Acontece que, caso não saiba, mesmo os semideuses não são automaticamente aptos à tudo como pequenos sistemas universais de armazenamento em um corpo orgânico. Era a primeira vez que Alaska tocava em uma foice de tal porte e tanto o peso quanto os moldes pareciam terrivelmente desconfigurados a si. Era uma arma grande e maciça, o cabo longo demais e ambas as extremidades munidas de lâminas curvadas para lados opostos, entregue nas mãos de uma filha inexperiente de Deimos. Um desastre potencial que tinha absolutamente tudo para ser concretizado... E que de fato o fazia sempre que tinha oportunidade. Um pequeno erro aqui, um pequeno erro ali... A Monoke parecia não entender que deveria apenas guiar a arma junto a si ao invés de branda-la heroicamente como uma espada curta por aí. Kakali era imponente, respeitosa e voluptuosa... E pouco se ajustaria à um portador que tentava dobre-la ao invés de usa-la. Talvez por isso tenham ficado tanto tempo naquela brincadeira.

Rolava o cabo pela destra, mas pelo esforço de fazê-lo o movimento saía infrutífero e pesado, girava-a ao lado do corpo, mas por fazê-lo com apenas a força dos braços, o ombro parecia feito de chumbo, sustentando todo o porte com os músculos já enfraquecidos. Era um desastre pesaroso e pouco certo, que nada mais servia para além de perder alguns quilos na atividade banal e idiota. Era certo que não seria daquele jeito que dominaria a foice dupla... E ainda teimava em tentar, rodando ao redor do autômato, desferindo golpe atrás de golpe sem qualquer sucesso. Horizontal da esquerda para a direita, na altura do peito, bloqueado. Vertical de baixo para cima, viando o ombro esquerdo do alvo, bloqueado. Transversal de cima para baixo na tentativa de rasgar a barriga do ser de inconsciência... Outra vez sem sucesso. Tentativa após tentativa, falhava miseravelmente, até o próprio organismo se rebelar contra o esforço. Os braços pesavam-lhe toneladas, a cabeça parecia prestes a explodir sem qualquer aviso. Bufou, impaciente, mal percebendo a falta de Lazl. Estava tão ocupada em suas tarefas que a mente turbulenta não tivera tempo de pensar no leprechaun multicolorido. Bufou impaciente, revolta. Nada dava certo.
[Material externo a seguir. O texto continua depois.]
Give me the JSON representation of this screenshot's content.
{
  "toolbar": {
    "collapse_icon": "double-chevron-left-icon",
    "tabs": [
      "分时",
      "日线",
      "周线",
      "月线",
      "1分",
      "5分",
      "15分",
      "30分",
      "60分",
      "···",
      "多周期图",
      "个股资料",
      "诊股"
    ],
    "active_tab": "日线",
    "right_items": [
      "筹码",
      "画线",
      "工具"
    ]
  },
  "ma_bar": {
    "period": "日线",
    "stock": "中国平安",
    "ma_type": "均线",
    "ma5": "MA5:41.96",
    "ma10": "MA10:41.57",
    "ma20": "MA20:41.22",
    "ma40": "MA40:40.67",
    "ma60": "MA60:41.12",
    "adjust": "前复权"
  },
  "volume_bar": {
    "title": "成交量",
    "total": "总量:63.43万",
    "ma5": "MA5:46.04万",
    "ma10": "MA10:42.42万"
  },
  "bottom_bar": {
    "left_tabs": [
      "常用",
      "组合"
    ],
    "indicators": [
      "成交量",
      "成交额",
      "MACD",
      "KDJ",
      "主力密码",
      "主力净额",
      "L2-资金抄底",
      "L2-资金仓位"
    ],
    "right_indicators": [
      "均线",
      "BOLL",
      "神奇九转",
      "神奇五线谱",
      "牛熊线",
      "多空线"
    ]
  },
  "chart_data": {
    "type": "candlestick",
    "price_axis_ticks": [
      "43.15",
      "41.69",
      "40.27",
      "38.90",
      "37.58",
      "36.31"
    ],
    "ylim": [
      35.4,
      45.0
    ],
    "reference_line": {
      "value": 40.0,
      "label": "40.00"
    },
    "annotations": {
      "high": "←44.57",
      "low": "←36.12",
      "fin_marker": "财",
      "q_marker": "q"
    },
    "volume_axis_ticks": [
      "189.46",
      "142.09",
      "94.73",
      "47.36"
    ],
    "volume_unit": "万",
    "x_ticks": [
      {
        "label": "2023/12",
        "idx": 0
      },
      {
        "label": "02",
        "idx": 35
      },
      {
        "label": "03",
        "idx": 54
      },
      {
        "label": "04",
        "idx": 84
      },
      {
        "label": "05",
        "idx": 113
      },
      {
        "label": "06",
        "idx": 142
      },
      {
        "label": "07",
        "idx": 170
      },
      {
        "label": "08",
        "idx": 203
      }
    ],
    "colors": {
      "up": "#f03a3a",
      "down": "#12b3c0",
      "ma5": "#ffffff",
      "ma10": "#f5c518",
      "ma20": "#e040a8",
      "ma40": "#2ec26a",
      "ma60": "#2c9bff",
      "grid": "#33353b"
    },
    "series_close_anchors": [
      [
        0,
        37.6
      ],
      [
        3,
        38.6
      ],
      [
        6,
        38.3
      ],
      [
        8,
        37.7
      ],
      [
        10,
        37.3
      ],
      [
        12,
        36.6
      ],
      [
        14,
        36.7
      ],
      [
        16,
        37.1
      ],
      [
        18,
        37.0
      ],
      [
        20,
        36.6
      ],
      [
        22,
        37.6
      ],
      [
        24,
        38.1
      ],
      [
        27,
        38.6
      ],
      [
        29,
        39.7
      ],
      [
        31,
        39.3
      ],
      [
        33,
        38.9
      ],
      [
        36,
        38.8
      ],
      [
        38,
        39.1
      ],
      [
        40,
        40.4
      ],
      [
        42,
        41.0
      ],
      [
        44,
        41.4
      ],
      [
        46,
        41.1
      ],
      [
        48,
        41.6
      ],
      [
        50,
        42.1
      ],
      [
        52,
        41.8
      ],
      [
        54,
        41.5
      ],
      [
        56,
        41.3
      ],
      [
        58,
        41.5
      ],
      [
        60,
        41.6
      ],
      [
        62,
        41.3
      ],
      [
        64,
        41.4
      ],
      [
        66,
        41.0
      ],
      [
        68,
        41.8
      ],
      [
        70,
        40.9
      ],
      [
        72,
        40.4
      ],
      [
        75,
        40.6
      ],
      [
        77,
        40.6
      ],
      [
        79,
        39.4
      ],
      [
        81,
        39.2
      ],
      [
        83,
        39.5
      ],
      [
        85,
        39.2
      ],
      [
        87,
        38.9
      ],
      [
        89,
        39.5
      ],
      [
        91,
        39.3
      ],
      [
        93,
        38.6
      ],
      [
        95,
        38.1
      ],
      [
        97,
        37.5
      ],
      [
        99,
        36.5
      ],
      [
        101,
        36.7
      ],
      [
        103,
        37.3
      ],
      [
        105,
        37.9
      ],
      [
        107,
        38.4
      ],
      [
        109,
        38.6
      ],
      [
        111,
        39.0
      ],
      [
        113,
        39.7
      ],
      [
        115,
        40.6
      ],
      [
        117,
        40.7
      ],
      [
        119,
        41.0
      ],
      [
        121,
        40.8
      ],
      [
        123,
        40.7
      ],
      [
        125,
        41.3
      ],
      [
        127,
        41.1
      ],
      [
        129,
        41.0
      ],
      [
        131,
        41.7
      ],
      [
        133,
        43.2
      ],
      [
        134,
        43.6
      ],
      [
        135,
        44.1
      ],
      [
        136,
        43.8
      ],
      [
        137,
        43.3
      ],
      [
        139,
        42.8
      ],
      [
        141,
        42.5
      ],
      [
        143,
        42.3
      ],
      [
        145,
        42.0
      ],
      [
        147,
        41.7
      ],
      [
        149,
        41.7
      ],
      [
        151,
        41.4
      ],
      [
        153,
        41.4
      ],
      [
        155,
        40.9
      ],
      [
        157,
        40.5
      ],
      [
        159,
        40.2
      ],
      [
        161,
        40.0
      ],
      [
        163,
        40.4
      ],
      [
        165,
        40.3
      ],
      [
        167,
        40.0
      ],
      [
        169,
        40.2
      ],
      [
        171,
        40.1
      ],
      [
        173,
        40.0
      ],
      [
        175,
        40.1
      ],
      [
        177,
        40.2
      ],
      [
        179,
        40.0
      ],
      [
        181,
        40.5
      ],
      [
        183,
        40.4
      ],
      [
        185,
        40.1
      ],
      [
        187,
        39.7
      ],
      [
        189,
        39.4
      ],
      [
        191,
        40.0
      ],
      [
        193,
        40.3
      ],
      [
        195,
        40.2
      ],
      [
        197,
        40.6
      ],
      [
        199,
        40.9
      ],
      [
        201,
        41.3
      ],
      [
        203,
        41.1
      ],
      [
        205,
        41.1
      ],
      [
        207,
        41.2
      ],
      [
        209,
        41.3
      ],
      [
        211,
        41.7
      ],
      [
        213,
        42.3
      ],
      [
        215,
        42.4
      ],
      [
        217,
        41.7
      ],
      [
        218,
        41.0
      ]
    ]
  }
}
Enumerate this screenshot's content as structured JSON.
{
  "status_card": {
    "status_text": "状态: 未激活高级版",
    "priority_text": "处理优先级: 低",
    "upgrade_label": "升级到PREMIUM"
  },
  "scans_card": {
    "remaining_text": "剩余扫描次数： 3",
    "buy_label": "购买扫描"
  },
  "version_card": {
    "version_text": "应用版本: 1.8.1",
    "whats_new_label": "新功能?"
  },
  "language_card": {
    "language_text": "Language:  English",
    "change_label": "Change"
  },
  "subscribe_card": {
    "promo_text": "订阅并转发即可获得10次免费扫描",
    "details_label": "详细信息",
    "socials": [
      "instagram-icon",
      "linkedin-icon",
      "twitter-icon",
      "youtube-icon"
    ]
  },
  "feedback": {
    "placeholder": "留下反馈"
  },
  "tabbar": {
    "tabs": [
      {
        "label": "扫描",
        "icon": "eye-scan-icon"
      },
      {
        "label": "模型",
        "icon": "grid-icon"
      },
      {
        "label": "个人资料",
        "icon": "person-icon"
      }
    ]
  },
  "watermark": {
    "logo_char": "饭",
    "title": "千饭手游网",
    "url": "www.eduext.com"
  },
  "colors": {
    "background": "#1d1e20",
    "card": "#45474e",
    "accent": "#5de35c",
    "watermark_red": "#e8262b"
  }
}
Em um movimento impensado, atirou Kakali no chão, culpando o objeto inanimado com todas as suas forças, fuzilando-o com os olhos mortíferos em uma ameaça muda. Queria destruir o presente imprestável... Queria quebrar em mil pedaços cada um dos seguimentos metálicos... Mas, depois de muito tempo arfando com ambas as mãos apoiadas nos joelhos, finalmente cedeu. Desativou a foice, fazendo-a voltar para a forma de anel, colocando a joia no dedo antes de sair emburrada em passos pesados, dando as costas ao espaço de treino. Naquela tarde, a Monoke certamente estaria tempestuosa como nunca.

Observações:
Arma:
x Kakali [Com 1,80m de comprimento e forjada em bronze sagrado, a arma basicamente se constitui por um cabo longo com lâminas idênticas em ambas as extremidades, voltadas para lados contrários. No geral, uma arma não muito leve, mas que possibilita uma boa chance de vitória caso o portador se encontre cercado ou em ocasiões de inferioridade numérica. Visualmente, Kakali tem ao fundo um tom negro como a noite sem luar, manchada com esfumaçado por tons degradê de vermelho e vinho como se uma nuvem rubra a cobrisse parcialmente. Quando não usada, a arma se torna um anel similar aos de titânio, com uma única linha vermelha intensa o transpassando por sua circunferência.]
Considerações:
Eu sei, eu sei.. O treino parece infrutífero. Infelizmente o objetivo atual dessa postagem é criar a motivação por trás dos futuros treinos com Kakali e demonstrar a filha de Deimos não como uma máquina letal ambulante, como na maioria dos casos de personagens, mas como uma menina perturbada de 20 anos que repentinamente é colocada sob uma pressão que lhe é desconhecida e armamentos pouco comuns para sua época e história. Enfim... O treino não era pra ser o topster armado br.